White blood cells, or leukocytes are so named because pus and the buffy coat are white. These spherical cells are the only formed elements with nuclei and other organelles. A healthy person’s WBC count is typically 4,500 to 10,000 per ul of blood. However, the number of a particular type of WBC increases whenever the body encounters pathogens (disease-causing organisms or chemicals) that it destroys.
Like other formed elements, WBCs are derived from the hemocytoblasts in the red bone marrow and their lifespan ranges from a few hours to many years. Their production is regulated by chemical signals released by red bone marrow cells, WBCs, and lymphoid tissues.
Function
White blood cells help provide a defense against pathogens and certain cells either promote or decrease inflammatory responses. Most of the functions of WBCs are performed within tissues located external to blood vessels. WBCs have the ability to move through capillary walls into tissues in response to chemicals released by damaged tissues or pathogens. They are able to follow a “chemical trail” through the tissue spaces to reach the source of the chemical, a behavior called chemotaxis. WBCs move by ameboid movement, a motion characterized by flowing extensions of cytoplasm that pull the cell along. The congregated WBCs then work to destroy dead cells, pathogens, and foreign substances.
Some WBCs destroy pathogens and cellular debris by phagocytosis. Others release chemicals that clump pathogens together, aiding phagocytosis, and still others release chemicals that kill pathogens.
Types of White Blood Cells
White blood cells may be distinguished from red blood cells by microscopic examination of fresh blood. However, WBCs must be stained in order to distinguish them from each other.
The five types of WBCs are neutrophils, eosinophils, basophils, lymphocytes, and monocytes. WBCs are classified by the presence or absence of visible cytoplasmic granules when stained with Wright stain. Neutrophils, eosinophils, and basophils are collectively known as granulocytes (gran ‘-u-lo-sits), because their cytoplasms contain small, colored granules. Lymphocytes and monocytes lack visible granules and are therefore called agranulocytes. Granulocytes are about 1.5 times larger than RBCs, and are distinguished from each other by the shapes of their nuclei and the color of their cytoplasmic granules.
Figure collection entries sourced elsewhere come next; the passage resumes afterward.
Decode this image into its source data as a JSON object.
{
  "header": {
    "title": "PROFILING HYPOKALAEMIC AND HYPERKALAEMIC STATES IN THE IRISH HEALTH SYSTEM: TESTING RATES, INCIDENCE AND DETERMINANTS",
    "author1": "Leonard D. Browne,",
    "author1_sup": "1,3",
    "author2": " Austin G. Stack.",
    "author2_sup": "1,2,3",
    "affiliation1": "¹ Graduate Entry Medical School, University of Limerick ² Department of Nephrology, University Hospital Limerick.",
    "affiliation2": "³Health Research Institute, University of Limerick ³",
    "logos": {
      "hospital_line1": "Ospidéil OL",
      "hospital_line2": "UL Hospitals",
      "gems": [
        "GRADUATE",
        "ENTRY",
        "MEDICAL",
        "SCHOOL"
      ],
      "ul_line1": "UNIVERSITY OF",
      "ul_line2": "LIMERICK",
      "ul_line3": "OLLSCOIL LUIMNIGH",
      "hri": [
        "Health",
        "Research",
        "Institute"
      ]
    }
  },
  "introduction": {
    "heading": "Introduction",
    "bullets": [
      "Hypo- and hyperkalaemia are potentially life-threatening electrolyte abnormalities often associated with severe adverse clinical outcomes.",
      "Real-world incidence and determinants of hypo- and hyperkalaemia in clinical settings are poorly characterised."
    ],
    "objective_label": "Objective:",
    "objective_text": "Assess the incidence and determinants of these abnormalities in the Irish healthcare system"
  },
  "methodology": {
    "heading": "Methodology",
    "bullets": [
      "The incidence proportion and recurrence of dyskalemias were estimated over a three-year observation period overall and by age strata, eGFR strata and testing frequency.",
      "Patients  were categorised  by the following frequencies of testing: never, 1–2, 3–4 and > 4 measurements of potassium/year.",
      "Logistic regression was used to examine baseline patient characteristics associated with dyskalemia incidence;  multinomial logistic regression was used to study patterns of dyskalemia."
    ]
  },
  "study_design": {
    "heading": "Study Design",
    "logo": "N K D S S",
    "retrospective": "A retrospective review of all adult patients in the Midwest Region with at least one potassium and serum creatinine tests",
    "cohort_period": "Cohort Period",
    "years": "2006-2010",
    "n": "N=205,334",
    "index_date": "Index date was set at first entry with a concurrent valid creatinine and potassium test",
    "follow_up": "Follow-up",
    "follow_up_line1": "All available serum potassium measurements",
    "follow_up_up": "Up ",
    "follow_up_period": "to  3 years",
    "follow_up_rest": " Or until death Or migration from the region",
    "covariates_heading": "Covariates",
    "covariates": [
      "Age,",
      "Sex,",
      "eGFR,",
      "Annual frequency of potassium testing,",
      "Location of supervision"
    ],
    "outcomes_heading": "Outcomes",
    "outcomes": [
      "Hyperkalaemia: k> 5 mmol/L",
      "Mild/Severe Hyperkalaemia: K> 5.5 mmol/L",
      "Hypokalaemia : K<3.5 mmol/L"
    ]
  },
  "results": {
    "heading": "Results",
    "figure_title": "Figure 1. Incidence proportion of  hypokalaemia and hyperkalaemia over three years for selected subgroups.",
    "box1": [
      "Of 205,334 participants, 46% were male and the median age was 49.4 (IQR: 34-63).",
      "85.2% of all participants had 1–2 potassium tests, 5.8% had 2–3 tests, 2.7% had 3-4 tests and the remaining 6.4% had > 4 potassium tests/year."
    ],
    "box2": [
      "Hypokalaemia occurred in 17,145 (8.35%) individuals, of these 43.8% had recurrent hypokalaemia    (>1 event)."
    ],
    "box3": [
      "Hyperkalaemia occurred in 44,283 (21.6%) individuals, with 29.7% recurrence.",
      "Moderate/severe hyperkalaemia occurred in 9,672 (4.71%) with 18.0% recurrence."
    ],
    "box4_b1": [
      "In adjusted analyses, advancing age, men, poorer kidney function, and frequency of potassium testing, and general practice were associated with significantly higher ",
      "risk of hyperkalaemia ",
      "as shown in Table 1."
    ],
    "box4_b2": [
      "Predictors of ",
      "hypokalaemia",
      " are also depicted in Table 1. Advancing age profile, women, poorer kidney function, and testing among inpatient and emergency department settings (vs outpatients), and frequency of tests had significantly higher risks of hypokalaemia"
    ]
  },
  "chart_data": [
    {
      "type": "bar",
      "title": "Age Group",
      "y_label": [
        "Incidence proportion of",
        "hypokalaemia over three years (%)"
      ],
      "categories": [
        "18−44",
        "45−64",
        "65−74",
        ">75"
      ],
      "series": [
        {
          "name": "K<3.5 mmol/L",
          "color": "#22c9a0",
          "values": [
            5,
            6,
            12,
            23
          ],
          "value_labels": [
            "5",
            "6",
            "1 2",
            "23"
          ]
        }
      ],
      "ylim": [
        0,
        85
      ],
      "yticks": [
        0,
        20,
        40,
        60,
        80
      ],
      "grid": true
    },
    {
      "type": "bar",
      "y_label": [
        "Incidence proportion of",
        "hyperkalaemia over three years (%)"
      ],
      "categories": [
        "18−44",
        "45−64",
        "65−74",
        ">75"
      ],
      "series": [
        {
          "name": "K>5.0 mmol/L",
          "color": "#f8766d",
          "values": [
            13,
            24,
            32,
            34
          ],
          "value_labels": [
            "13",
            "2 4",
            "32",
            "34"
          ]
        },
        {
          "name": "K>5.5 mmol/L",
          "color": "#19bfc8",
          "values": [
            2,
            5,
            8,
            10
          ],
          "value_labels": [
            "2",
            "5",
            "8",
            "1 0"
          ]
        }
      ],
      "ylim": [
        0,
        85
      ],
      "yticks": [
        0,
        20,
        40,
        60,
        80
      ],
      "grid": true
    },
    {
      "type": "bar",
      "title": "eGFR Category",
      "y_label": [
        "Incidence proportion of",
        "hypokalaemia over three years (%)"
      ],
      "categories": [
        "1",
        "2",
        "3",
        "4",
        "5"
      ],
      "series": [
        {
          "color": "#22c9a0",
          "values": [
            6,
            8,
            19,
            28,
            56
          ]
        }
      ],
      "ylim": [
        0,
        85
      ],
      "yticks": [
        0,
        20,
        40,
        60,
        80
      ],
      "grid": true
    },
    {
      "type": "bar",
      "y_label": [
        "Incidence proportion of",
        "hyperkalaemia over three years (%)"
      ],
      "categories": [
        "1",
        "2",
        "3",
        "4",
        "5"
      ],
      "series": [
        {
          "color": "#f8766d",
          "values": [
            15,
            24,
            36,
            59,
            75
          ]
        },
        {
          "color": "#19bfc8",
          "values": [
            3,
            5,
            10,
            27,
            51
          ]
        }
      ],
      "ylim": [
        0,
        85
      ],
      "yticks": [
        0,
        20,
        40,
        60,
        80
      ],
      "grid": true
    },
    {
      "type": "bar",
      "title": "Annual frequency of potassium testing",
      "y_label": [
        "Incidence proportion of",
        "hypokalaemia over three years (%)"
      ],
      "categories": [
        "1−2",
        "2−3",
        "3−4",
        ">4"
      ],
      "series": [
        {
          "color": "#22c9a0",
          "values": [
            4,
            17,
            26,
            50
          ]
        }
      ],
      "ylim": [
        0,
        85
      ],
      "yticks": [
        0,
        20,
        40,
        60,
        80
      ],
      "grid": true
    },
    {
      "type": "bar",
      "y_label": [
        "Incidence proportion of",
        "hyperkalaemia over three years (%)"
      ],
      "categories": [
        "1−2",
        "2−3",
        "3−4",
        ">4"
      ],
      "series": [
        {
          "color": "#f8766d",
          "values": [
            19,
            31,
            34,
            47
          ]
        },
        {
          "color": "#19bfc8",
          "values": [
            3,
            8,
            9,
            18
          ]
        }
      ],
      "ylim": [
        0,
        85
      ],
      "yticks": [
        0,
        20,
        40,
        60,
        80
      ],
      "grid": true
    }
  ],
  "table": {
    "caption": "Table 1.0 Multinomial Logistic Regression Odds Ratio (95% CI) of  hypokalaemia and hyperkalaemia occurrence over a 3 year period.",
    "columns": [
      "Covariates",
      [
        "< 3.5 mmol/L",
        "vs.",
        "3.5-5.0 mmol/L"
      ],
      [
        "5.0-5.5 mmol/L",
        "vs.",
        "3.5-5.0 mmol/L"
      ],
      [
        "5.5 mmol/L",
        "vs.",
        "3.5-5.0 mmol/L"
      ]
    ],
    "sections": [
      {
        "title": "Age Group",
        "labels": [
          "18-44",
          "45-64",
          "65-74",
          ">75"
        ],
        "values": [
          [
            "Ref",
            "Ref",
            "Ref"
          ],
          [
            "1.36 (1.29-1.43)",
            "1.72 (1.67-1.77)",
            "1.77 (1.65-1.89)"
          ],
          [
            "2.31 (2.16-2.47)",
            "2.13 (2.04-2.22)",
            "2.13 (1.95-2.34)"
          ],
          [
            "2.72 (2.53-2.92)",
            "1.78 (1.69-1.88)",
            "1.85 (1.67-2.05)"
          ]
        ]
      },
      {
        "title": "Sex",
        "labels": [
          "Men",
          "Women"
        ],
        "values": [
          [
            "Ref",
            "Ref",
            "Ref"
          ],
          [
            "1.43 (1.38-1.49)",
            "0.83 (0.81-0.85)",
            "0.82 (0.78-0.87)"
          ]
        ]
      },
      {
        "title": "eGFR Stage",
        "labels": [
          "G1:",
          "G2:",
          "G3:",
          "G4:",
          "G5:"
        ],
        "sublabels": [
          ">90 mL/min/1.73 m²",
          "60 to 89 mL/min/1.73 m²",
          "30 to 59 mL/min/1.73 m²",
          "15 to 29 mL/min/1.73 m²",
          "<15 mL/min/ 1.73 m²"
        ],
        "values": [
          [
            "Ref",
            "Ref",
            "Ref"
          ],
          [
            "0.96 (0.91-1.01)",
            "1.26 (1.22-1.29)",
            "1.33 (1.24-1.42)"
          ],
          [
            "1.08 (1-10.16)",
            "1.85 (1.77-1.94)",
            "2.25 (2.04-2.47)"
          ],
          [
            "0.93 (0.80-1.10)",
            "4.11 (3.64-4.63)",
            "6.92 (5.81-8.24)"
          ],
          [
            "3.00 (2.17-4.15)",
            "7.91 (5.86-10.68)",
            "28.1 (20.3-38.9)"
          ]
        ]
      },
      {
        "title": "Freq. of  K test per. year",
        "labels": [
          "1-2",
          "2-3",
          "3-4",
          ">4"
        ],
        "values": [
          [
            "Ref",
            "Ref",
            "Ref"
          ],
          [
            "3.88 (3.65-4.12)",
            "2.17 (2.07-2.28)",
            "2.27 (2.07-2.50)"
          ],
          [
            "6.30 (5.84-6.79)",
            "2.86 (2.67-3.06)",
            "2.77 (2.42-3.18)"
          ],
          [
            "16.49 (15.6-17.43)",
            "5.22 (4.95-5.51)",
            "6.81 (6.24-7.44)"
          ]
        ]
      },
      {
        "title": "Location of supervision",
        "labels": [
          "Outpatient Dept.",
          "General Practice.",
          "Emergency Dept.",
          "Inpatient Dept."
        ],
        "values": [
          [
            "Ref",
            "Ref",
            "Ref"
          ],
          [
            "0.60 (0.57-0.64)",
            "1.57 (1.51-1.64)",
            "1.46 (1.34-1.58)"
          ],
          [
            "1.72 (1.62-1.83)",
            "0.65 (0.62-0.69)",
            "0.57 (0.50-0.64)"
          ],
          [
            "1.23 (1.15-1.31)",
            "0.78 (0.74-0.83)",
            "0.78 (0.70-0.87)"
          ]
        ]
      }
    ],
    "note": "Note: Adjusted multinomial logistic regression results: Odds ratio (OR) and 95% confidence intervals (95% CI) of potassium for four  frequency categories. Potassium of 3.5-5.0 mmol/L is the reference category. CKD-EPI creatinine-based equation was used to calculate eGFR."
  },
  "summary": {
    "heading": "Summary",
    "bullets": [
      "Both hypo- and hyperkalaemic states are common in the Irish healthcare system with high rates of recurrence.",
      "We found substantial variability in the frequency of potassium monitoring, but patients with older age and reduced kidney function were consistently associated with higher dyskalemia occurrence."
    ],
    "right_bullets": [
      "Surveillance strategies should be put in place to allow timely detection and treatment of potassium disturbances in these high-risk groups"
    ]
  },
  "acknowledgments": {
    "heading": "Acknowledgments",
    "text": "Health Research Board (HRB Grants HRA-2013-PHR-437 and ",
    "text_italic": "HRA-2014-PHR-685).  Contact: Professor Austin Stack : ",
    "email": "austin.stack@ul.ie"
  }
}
Agranulocytes are distinguished from each other by cell size and nuclear shape. Lymphocytes are only slightly larger than RBCs, while monocytes are two to three times larger than RBCs. See table 11.1 and figure 11.5.
Neutrophils
Neutrophils are the most abundant white blood cells and form 40% to 60% of the total WBCs. They are distinguished by a nucleus with two to five lobes and inconspicuous lavender-staining granules. Neutrophils are attracted by chemicals released from damaged tissues and are the first WBCs to respond to tissue damage. They engulf bacteria and cellular debris by phagocytosis and release the enzyme lysozyme, which destroys some bacteria. The number of neutrophils increases dramatically in acute bacterial infections. Their primary function is to destroy bacteria.
Eosinophils
Eosinophils constitute 1% to 4% of the white blood cells. They are characterized by a bilobed nucleus and red-staining cytoplasmic granules. Eosinophils reduce inflammation by neutralizing histamine, a chemical released by basophils during allergic reactions. They also destroy parasitic worms and phagocytize antigen- antibody complexes.
Basophils
Basophils are the least numerous of the white blood cells, forming only 0.5% to 1% of the WBCs. They are characterized by a nucleus that is U-shaped or bilobed and by large, blue-staining cytoplasmic granules. They release histamine and heparin when tissues are damaged and in allergic reactions. Histamine promotes inflammation by dilating blood vessels to increase blood flow in affected areas and making blood vessels more permeable, which allows other WBCs to enter the affected tissues. Heparin inhibits clot formation.
Lymphocytes
Lymphocytes form 20% to 40% of the circulating white blood cells. They are the smallest WBCs and are distinguished by a spherical nucleus that is enveloped by very little cytoplasm. Lymphocytes are especially abundant in lymphoid tissues and play a vital role in immunity, a defense mechanism that fights against specific antigens and builds a memory of these encounters. There are two types of lymphocytes. T lymphocytes directly attack and destroy pathogens (bacteria and viruses), and B lymphocytes develop into antibody-producing plasma cells in response to foreign antigens.
Monocytes
Monocytes are the largest white blood cells, and they comprise 2% to 8% of the WBCs. A U-shaped or kidney-shaped nucleus and abundant cytoplasm distinguish monocytes. Monocytes are active in phagocytosis. The number of monocytes in the blood increases during viral infections and inflammation of tissues. Monocytes in body tissues are called macrophages. They are very active phagocytic cells that join with neutrophils to clean up damaged tissues and pathogens. They carry out their functions of engulfing dead cells, cellular debris, and bacteria only after migrating into body tissues.